How does the processing time work with higher elevations? Normailly I have to add 5 minutes to canning recipes based of the elevation where I live. Would it be the same with this recipe?
You would adjust it like you would for any water bath canning recipe. According to Ball (freshpreserving.com):
For Boiling Water Processing
If you are boiling at an altitude higher than 1,000 feet above sea level, adjust boiling water processing time as indicated.
Altitude Feet Increase Processing Time
1,001- 3,000 5 minutes
3,001- 6,000 10 minutes
6,001- 8,000 15 minutes
8,001-10,000 20 minutes
Can these be done in quarts? I'm out of pint jars! About how long would you water bath them?
I understand the dilemma, I am always running out of pint jars. You could do them in quart jars, I assume. Maybe 5 more minutes? But as you might see from the comments, some people had the tomatoes pop even in the shorter cooking time.
Dorothy at ShockinglyDelicious.com
In about a minute I'm going to be inundated with cherry tomatoes, so thank you for this!
Do you recommend waiting a week or month to allow the herbs to flavor the tomatoes?
The flavor will probably deepen if you let them sit for a week or longer. I thought they were delicious the next day, and they didn't last too long after that.
Inger @ Art of Natural Liivng
Beautiful recipe--esp with all the cherry tomatoes out now! I ate something like this at a CSA party and have wanted to make it ever since.
My cherry tomato plants are going nuts, definitely going to be using this recipe!
I'm excited to give this recipe a try. I'm always nervous trying to process jars but you gave such great instructions I think I'll give it a try
I like that you mentioned using them on an antipasto plate. They would absolutely be perfect!
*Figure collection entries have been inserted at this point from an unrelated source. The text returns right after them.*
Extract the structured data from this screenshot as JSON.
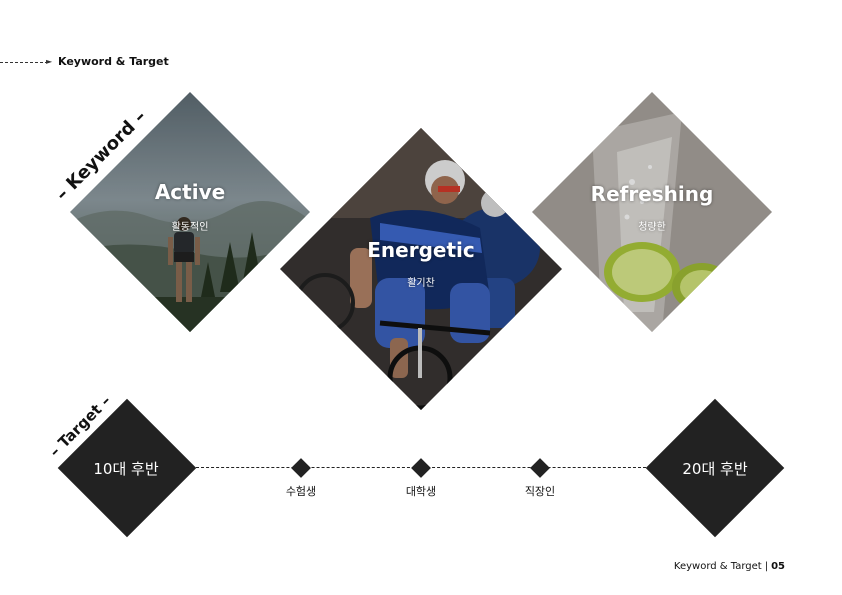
{
  "header": {
    "title": "Keyword & Target"
  },
  "keyword_section": {
    "label": "– Keyword –",
    "items": [
      {
        "title": "Active",
        "subtitle": "활동적인",
        "image": "hiker-on-mountain-photo"
      },
      {
        "title": "Energetic",
        "subtitle": "활기찬",
        "image": "road-cyclists-racing-photo"
      },
      {
        "title": "Refreshing",
        "subtitle": "청량한",
        "image": "soda-glass-with-lime-photo"
      }
    ]
  },
  "target_section": {
    "label": "– Target –",
    "start": "10대 후반",
    "end": "20대 후반",
    "steps": [
      "수험생",
      "대학생",
      "직장인"
    ]
  },
  "footer": {
    "section": "Keyword & Target",
    "page": "05"
  },
  "colors": {
    "dark_fill": "#222222",
    "text": "#111111"
  }
}
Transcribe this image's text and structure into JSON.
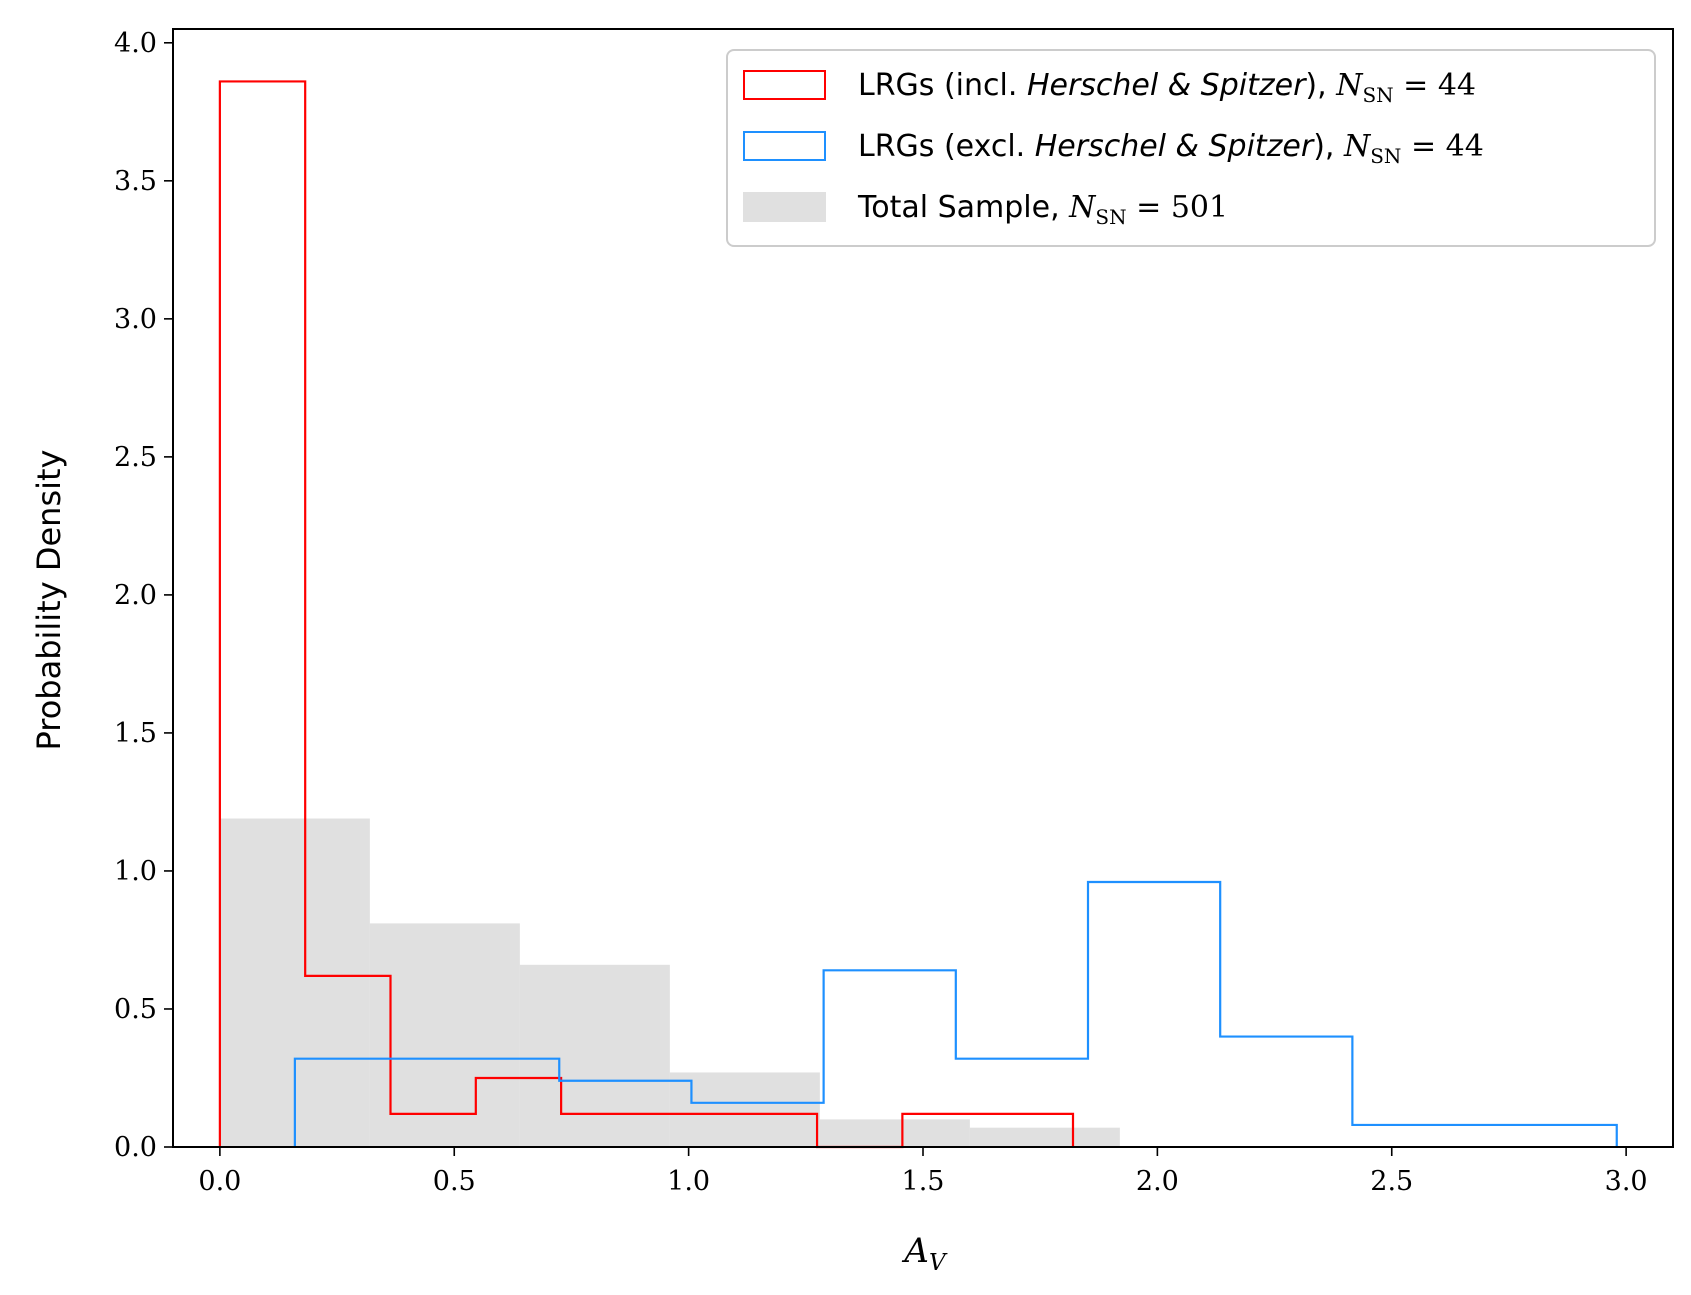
{
  "chart_data": {
    "type": "histogram",
    "xlabel": "A_V",
    "ylabel": "Probability Density",
    "xlim": [
      -0.1,
      3.1
    ],
    "ylim": [
      0.0,
      4.05
    ],
    "xticks": [
      0.0,
      0.5,
      1.0,
      1.5,
      2.0,
      2.5,
      3.0
    ],
    "xtick_labels": [
      "0.0",
      "0.5",
      "1.0",
      "1.5",
      "2.0",
      "2.5",
      "3.0"
    ],
    "yticks": [
      0.0,
      0.5,
      1.0,
      1.5,
      2.0,
      2.5,
      3.0,
      3.5,
      4.0
    ],
    "ytick_labels": [
      "0.0",
      "0.5",
      "1.0",
      "1.5",
      "2.0",
      "2.5",
      "3.0",
      "3.5",
      "4.0"
    ],
    "grid": false,
    "legend_position": "top-right",
    "series": [
      {
        "name": "Total Sample, N_SN = 501",
        "style": "filled",
        "color": "#e0e0e0",
        "bin_edges": [
          0.0,
          0.32,
          0.64,
          0.96,
          1.28,
          1.6,
          1.92
        ],
        "values": [
          1.19,
          0.81,
          0.66,
          0.27,
          0.1,
          0.07
        ]
      },
      {
        "name": "LRGs (incl. Herschel & Spitzer), N_SN = 44",
        "style": "step",
        "color": "#ff0000",
        "bin_edges": [
          0.0,
          0.182,
          0.364,
          0.546,
          0.728,
          0.91,
          1.092,
          1.274,
          1.456,
          1.638,
          1.82
        ],
        "values": [
          3.86,
          0.62,
          0.12,
          0.25,
          0.12,
          0.12,
          0.12,
          0.0,
          0.12,
          0.12
        ]
      },
      {
        "name": "LRGs (excl. Herschel & Spitzer), N_SN = 44",
        "style": "step",
        "color": "#1e90ff",
        "bin_edges": [
          0.16,
          0.442,
          0.724,
          1.006,
          1.288,
          1.57,
          1.852,
          2.134,
          2.416,
          2.698,
          2.98
        ],
        "values": [
          0.32,
          0.32,
          0.24,
          0.16,
          0.64,
          0.32,
          0.96,
          0.4,
          0.08,
          0.08
        ]
      }
    ],
    "legend": [
      {
        "prefix": "LRGs (incl. ",
        "italic": "Herschel & Spitzer",
        "suffix": "), ",
        "math": "N",
        "sub": "SN",
        "eq": " = 44"
      },
      {
        "prefix": "LRGs (excl. ",
        "italic": "Herschel & Spitzer",
        "suffix": "), ",
        "math": "N",
        "sub": "SN",
        "eq": " = 44"
      },
      {
        "prefix": "Total Sample, ",
        "italic": "",
        "suffix": "",
        "math": "N",
        "sub": "SN",
        "eq": " = 501"
      }
    ]
  }
}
I loved the idea but this is what I’ve got … separation . The tomatoes on top the liquid below … any idea why?
The tomatoes may still have a little air in them causing them to float. My guess is they will absorb the liquid and sink down into the liquid more. I'd flip the jar over every day or to just to make sure the top tomatoes are still in the liquid. If they look or smell funny when you open the jar- toss them.
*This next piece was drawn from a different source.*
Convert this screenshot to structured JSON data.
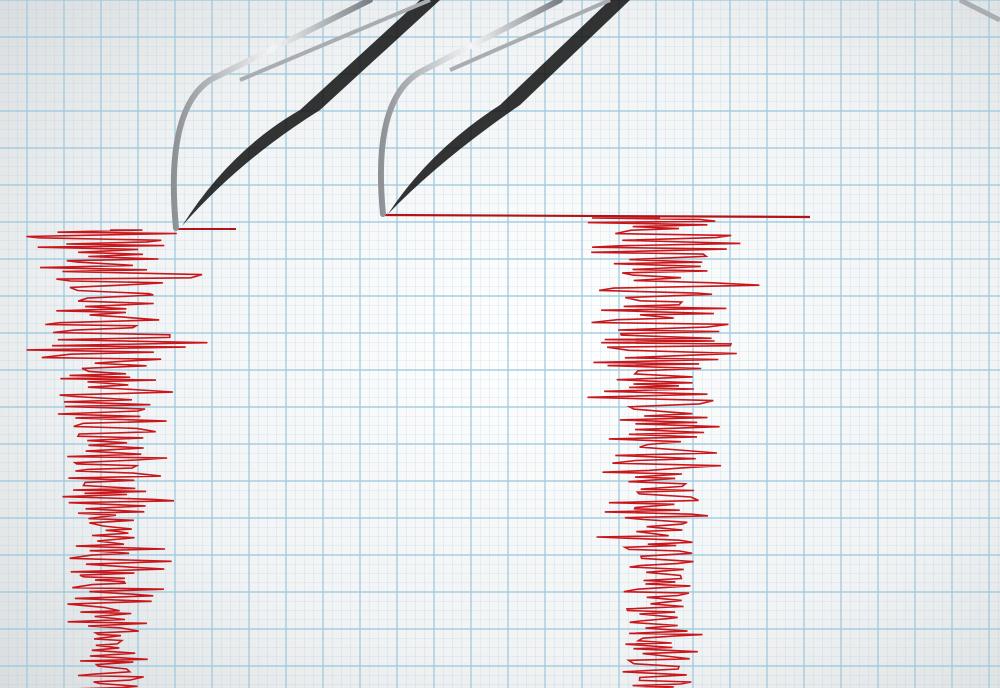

Well I forgot to prick them! If they burst, can they still be used??
Yes! They just might not look as pretty if they burst, but they are still delicious and completely edible.
Pickled tomatoes! I am in! I would love to try this recipe and I know I will love it.
Can I add more then 1 spices to them? Like more Italian seasoning? Or would it over power them? R they good to eat like Bruschetta?
A blend of herbs would be great in this. If you don't have fresh add dried. The usual ratio is 1/3 dried for 1 fresh, but here it doesn't have to be exact since it is going in the brine. They'd add a little vinegary punch to bruschetta which sounds delicious to me.
Thank you for the recepy, I'l try these next summer for sure! My tip for sealing the jars, and this works for any jam, juice or pickle, is to close the lids as soon as you have put the hot liquid in the jar. You need to boil the lids in water first, to desinfect them, so mind your fingers not to burn them. When the liquid in the jar cools, the lid will click when it seals it self. Lovely sound 😄. The lids must be air-tight and jars must be filled to fully for this to work.
I have heard this will work. Personally, I still prefer to follow the USDA guidelines and process the jars in boiling water to ensure food safety.
You do you!
We love all things pickled in my house!! This looks great! And an great easy way to use up bountiful produce!
I wonder if the tomatoes are bursting because of the very small 1/4" headspace. I've always used 1/2" for anything other than jelly. That might give a little more room for expansion.
Thanks for the suggestion. Next time I make them I will give it a try.
This recipe says salt but is that regular salt or pickling salt?
I've always just used table salt.
My daughter loves loves loves tomatoes. I'm going to surprise her with these. Any suggestions on uses for them I can include with the batch? Thank you, Diane
A few ideas:
add to salads
put them on sandwiches
add in a dish along with a cheese plate /charcuterie board
basically any place you'd consider using fresh cherry tomatoes or pickles.